Saturday, November 12, 2016

My Privilege is Showing

It was only after I reached my car that I began to realize the mistake I'd made. I'd left the store feeling pretty good about myself. Spontaneously, I'd helped someone out of a tight spot just to help her have a better day. And yet, I'd missed the real opportunity. My whiteness was showing.

Waiting third in line at Walmart, of course I was in the line where there was a payment problem. I needed to get back to pick up my son from his class. I have a talent for picking the wrong lines. I watched. The cashier left to speak to a manager, waving the woman's card. They debated on what to do, both shrugging their shoulders. The older black woman looked defeated. Impulsively, I stepped around the woman between us and asked for the total on her bill. $50. I asked the woman to please let me pay, I could do that. "Merry Christmas early!" I said. "I want you to have a good day going forward and I'm happy to do this."
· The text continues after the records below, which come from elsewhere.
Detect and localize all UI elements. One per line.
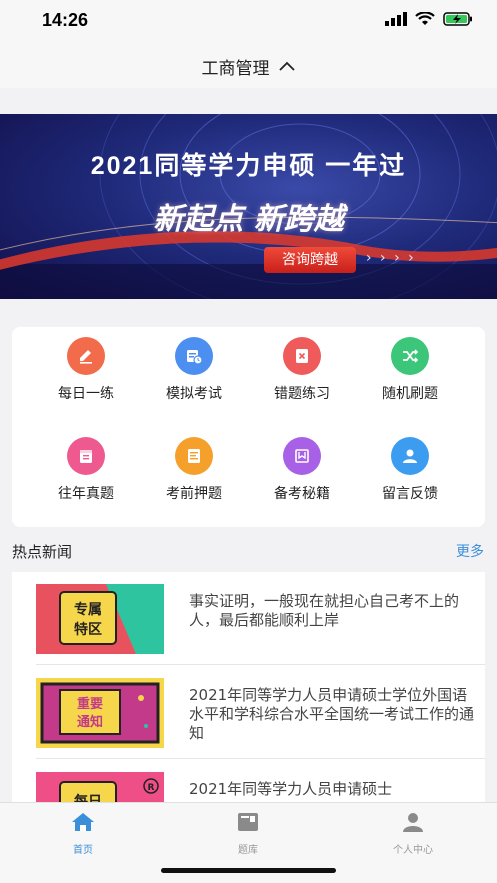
grid-item-label: 留言反馈 [382, 486, 438, 502]
pencil-icon [67, 337, 105, 375]
svg-text:专属: 专属 [74, 601, 102, 618]
grid-item-label: 模拟考试 [166, 386, 222, 402]
grid-item-label: 备考秘籍 [274, 486, 330, 502]
news-item[interactable]: 重要 通知 2021年同等学力人员申请硕士学位外国语水平和学科综合水平全国统一考… [12, 666, 485, 759]
grid-item-label: 随机刷题 [382, 386, 438, 402]
tab-question-bank[interactable]: 题库 [198, 811, 298, 856]
banner-arrows: › › › › [366, 250, 416, 266]
grid-item-random-practice[interactable]: 随机刷题 [360, 337, 460, 417]
wifi-icon [415, 12, 435, 25]
grid-item-wrong-questions[interactable]: 错题练习 [252, 337, 352, 417]
major-selector-title[interactable]: 工商管理 [202, 54, 270, 79]
grid-item-mock-exam[interactable]: 模拟考试 [144, 337, 244, 417]
tab-label: 首页 [73, 845, 93, 856]
svg-text:重要: 重要 [77, 696, 103, 712]
grid-item-predicted-questions[interactable]: 考前押题 [144, 437, 244, 517]
news-thumbnail-art: 每日 R [36, 772, 164, 802]
tab-label: 个人中心 [393, 845, 433, 856]
news-section-title: 热点新闻 [12, 543, 73, 561]
news-thumbnail: 重要 通知 [36, 678, 164, 748]
grid-item-label: 考前押题 [166, 486, 222, 502]
grid-item-past-papers[interactable]: 往年真题 [36, 437, 136, 517]
status-icons [385, 12, 473, 26]
news-list: 专属 特区 事实证明，一般现在就担心自己考不上的人，最后都能顺利上岸 重要 通知… [12, 572, 485, 802]
cellular-signal-icon [385, 12, 407, 26]
shuffle-icon [391, 337, 429, 375]
tab-profile[interactable]: 个人中心 [363, 811, 463, 856]
news-thumbnail: 专属 特区 [36, 584, 164, 654]
exam-clock-icon [175, 337, 213, 375]
news-headline: 2021年同等学力人员申请硕士 [189, 780, 393, 798]
consult-button[interactable]: 咨询跨越 [264, 247, 356, 273]
news-headline: 2021年同等学力人员申请硕士学位外国语水平和学科综合水平全国统一考试工作的通知 [189, 686, 475, 742]
status-time: 14:26 [42, 10, 89, 30]
news-item[interactable]: 专属 特区 事实证明，一般现在就担心自己考不上的人，最后都能顺利上岸 [12, 572, 485, 665]
news-item[interactable]: 每日 R 2021年同等学力人员申请硕士 [12, 760, 485, 802]
grid-item-label: 错题练习 [274, 386, 330, 402]
calendar-icon [67, 437, 105, 475]
feature-grid: 每日一练 模拟考试 错题练习 随机刷题 往年真题 考前押题 备考秘籍 留言反馈 [12, 327, 485, 527]
banner-slogan: 新起点 新跨越 [153, 202, 344, 237]
svg-text:每日: 每日 [74, 793, 102, 802]
grid-item-label: 往年真题 [58, 486, 114, 502]
grid-item-label: 每日一练 [58, 386, 114, 402]
battery-charging-icon [443, 12, 472, 26]
book-icon [283, 437, 321, 475]
svg-text:特区: 特区 [74, 621, 102, 638]
grid-item-daily-practice[interactable]: 每日一练 [36, 337, 136, 417]
promo-banner[interactable]: 2021同等学力申硕 一年过 新起点 新跨越 咨询跨越 › › › › [0, 114, 497, 299]
divider [36, 758, 485, 759]
news-thumbnail-art: 重要 通知 [36, 678, 164, 748]
tab-home[interactable]: 首页 [33, 811, 133, 856]
home-icon [72, 813, 94, 831]
news-thumbnail-art: 专属 特区 [36, 584, 164, 654]
banner-title: 2021同等学力申硕 一年过 [90, 152, 407, 180]
wrong-doc-icon [283, 337, 321, 375]
svg-text:通知: 通知 [77, 714, 103, 730]
tab-label: 题库 [238, 845, 258, 856]
divider [36, 664, 485, 665]
news-headline: 事实证明，一般现在就担心自己考不上的人，最后都能顺利上岸 [189, 592, 460, 629]
status-bar: 14:26 [0, 0, 497, 44]
user-feedback-icon [391, 437, 429, 475]
nav-bar: 工商管理 [0, 44, 497, 88]
news-thumbnail: 每日 R [36, 772, 164, 802]
grid-item-study-guide[interactable]: 备考秘籍 [252, 437, 352, 517]
person-icon [403, 813, 423, 832]
home-indicator [161, 868, 336, 873]
svg-text:R: R [148, 783, 155, 793]
news-more-link[interactable]: 更多 [456, 541, 484, 561]
notes-icon [175, 437, 213, 475]
question-bank-icon [238, 813, 258, 831]
chevron-up-icon[interactable] [278, 60, 296, 72]
grid-item-feedback[interactable]: 留言反馈 [360, 437, 460, 517]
Still with her head down, fumbling with her wallet, she thanked me sincerely, and said she had not had a good day up to that point. I nodded, smiled, stuck my credit card in my pocket and retreated back to my place in line. It had actually had made me a bit nervous to act, but also felt exhilarating.

Then, back at car, I realized my mistake. I'd played the rescuer with my easy money, made myself feel good, and had missed the golden opportunity. What had happened to that woman that day? Why hadn't I taken just a moment more to truly connect instead of sweeping in with my money, a temporary fix. Although I was determined to never tell anyone what I'd done (thinking the deed was made better by keeping it secret), I write now about it to contemplate how I, with the ease of my money, thought to make a woman happy for a moment, not really understanding what it is like to be her. Perhaps I shamed her, me with my credit card that worked. Perhaps, though she really needed the financial help, she needed someone to "see" her more.

I can't do much about the hatred and bullying that has crawled from the shadows, but I can fight it with my own awareness. Next time, I'll ask, "What is wrong?"


2 comments:

Rick said...

I disagree about not doing enough. As a person who has done this from time to time, I always feel good and I hope it has helped. I suppose in my lifetime I have done this maybe 100 times and counting. The thing is I have had to rely on others to rescue me early in my marriage. I was eternally grateful and when i started to earn and have money I started helping when I could. A few cents here, a few dollars there. Kids to camp band students with band charges.

When a person knows I have done something (I mostly ask to remain anonymous) I always ask but one thing, someday help someone. Those are the same words I received 38 years ago it worked.

Junosmom said...

I appreciate your perspective, Rick.I understand it is often enough to just help. For myself, I will forever wonder why this woman was having such a hard day, stopping not just to solve the problem, but to understand the problem. Thanks for reading.